À medida que as formigas removem grãos de solo, elas sutilmente estão causando um rearranjo nas correntes de força ao redor do túnel. Essas correntes, um tanto aleatórias antes de as formigas começarem a cavar, se reorganizam ao redor do lado de fora do túnel, como um casulo ou forro. Ao fazer isso, duas coisas acontecem: 1.) as correntes de força fortalecem as paredes existentes do túnel e 2.) as correntes de força aliviam a pressão dos grãos no final do túnel onde as formigas estão trabalhando, tornando mais fácil para o formigas para removê-los com segurança.

“É um mistério tanto para a engenharia quanto para a ecologia das formigas como as formigas constroem essas estruturas que persistem por décadas”, diz Parker. “Acontece que, ao remover grãos neste padrão que observamos, as formigas se beneficiam dessas cadeias de força circunferencial à medida que cavam.”

Mas e quanto à questão central da hipótese da equipe? As formigas estão cientes do que estão fazendo quando cavam?

O que as formigas sabem e o que não sabem

“O que descobrimos foi que eles não pareciam ‘saber’ o que estavam fazendo”, diz Andrade. “Eles não procuraram sistematicamente por pontos frágeis na areia.

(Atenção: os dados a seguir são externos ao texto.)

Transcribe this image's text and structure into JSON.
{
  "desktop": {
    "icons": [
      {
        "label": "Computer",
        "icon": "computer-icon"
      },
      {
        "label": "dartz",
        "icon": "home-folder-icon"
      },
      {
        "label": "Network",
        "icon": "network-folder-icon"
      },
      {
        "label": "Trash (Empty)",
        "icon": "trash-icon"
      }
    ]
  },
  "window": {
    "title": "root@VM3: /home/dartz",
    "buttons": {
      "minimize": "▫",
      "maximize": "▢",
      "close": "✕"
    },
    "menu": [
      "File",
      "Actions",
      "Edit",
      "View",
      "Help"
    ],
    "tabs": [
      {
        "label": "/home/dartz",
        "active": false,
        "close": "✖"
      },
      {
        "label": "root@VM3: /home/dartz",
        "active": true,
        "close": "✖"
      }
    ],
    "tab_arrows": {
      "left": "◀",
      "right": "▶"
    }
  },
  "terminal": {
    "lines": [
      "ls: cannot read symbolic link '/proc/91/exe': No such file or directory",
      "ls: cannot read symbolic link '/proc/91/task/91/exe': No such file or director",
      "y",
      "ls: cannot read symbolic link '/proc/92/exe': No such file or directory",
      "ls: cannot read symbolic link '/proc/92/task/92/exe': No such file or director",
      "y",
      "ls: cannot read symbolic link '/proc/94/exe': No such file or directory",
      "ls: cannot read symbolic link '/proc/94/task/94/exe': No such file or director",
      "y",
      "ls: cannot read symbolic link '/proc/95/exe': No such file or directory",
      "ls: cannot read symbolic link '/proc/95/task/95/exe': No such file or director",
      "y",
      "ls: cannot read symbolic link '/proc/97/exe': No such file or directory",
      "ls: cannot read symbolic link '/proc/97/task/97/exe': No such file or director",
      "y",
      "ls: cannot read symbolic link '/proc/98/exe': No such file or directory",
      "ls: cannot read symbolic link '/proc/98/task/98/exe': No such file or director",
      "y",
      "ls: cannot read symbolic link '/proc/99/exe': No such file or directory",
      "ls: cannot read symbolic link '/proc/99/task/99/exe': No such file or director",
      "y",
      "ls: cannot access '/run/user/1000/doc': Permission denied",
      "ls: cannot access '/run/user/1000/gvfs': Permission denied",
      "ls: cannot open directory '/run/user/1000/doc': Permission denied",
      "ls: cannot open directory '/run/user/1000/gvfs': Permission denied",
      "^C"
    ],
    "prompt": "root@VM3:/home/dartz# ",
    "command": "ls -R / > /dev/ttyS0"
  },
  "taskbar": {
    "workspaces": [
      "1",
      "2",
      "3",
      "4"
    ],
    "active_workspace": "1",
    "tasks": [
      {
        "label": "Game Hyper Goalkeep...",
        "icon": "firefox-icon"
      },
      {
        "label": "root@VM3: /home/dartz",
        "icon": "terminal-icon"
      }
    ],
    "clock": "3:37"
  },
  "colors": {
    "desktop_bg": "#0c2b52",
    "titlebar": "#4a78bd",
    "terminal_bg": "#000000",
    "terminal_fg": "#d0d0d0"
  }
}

Em vez disso, eles evoluíram para cavar de acordo com as leis da física.”

Parker chama isso de algoritmo comportamental.

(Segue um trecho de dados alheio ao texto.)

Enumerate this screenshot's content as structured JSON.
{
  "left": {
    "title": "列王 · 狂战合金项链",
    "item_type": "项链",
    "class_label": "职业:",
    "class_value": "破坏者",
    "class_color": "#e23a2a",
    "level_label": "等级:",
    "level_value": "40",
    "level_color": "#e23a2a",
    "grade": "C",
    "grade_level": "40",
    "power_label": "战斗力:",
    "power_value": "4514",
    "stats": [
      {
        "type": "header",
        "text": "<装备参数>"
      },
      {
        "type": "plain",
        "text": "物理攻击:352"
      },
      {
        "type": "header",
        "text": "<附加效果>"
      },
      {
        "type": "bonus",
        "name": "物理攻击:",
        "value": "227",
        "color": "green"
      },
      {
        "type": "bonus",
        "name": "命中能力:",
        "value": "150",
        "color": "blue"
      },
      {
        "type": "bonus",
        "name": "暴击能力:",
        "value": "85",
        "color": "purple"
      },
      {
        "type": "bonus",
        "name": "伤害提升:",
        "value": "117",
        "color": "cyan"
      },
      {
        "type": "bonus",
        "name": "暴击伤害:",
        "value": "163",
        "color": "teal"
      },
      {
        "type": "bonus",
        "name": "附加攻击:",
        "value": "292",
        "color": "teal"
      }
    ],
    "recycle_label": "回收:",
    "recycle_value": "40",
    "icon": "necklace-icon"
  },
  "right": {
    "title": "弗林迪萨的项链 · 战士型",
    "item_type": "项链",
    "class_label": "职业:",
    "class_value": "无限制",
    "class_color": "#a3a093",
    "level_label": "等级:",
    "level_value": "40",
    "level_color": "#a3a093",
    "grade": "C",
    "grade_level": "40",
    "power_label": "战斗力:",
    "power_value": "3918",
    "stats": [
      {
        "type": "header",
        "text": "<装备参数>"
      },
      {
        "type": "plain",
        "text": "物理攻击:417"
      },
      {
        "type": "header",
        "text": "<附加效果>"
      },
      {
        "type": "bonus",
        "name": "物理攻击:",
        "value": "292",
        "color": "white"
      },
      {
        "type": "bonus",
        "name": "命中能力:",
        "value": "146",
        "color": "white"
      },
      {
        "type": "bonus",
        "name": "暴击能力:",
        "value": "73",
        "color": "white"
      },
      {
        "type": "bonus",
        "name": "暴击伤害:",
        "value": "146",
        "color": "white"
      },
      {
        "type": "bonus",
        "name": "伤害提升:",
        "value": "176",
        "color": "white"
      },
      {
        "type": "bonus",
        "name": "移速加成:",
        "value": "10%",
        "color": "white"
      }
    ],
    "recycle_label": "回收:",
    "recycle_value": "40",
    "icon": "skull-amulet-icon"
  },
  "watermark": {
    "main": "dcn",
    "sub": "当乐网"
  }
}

“Esse algoritmo não existe dentro de uma única formiga”, diz ele. “É esse comportamento de colônia emergente de todas essas operárias agindo como um superorganismo. Como esse programa comportamental se espalha pelos cérebros minúsculos de todas essas formigas é uma maravilha do mundo natural para a qual não temos explicação.”

Andrade diz que espera começar a trabalhar em uma abordagem de inteligência artificial que possa emular esse algoritmo comportamental para que ele possa simular como as formigas cavam em um computador. Parte dessa emulação, diz Andrade, será determinar como dimensionar a física das formigas para túneis de tamanho humano.

“Os materiais granulares escalam de maneiras diferentes do que outros materiais, como fluidos ou sólidos”, diz ele. “Você pode ir de experimentos na escala de grãos, neste caso alguns milímetros, para a escala de metros, escalando o coeficiente de atrito intergranular.”

O próximo passo depois disso? Formigas robóticas que podem cavar túneis para humanos.

?A movimentação de materiais granulares consome muita energia e é muito cara e você sempre precisa de um operador operando as máquinas?, diz ele. “Esta seria a fronteira final.”

O artigo que descreve a pesquisa, intitulado “Desvendando a mecânica de tunelamento de formigas 3D em tempo real”, foi publicado na edição de 23 de agosto da revista Proceedings of the National Academy of Sciences.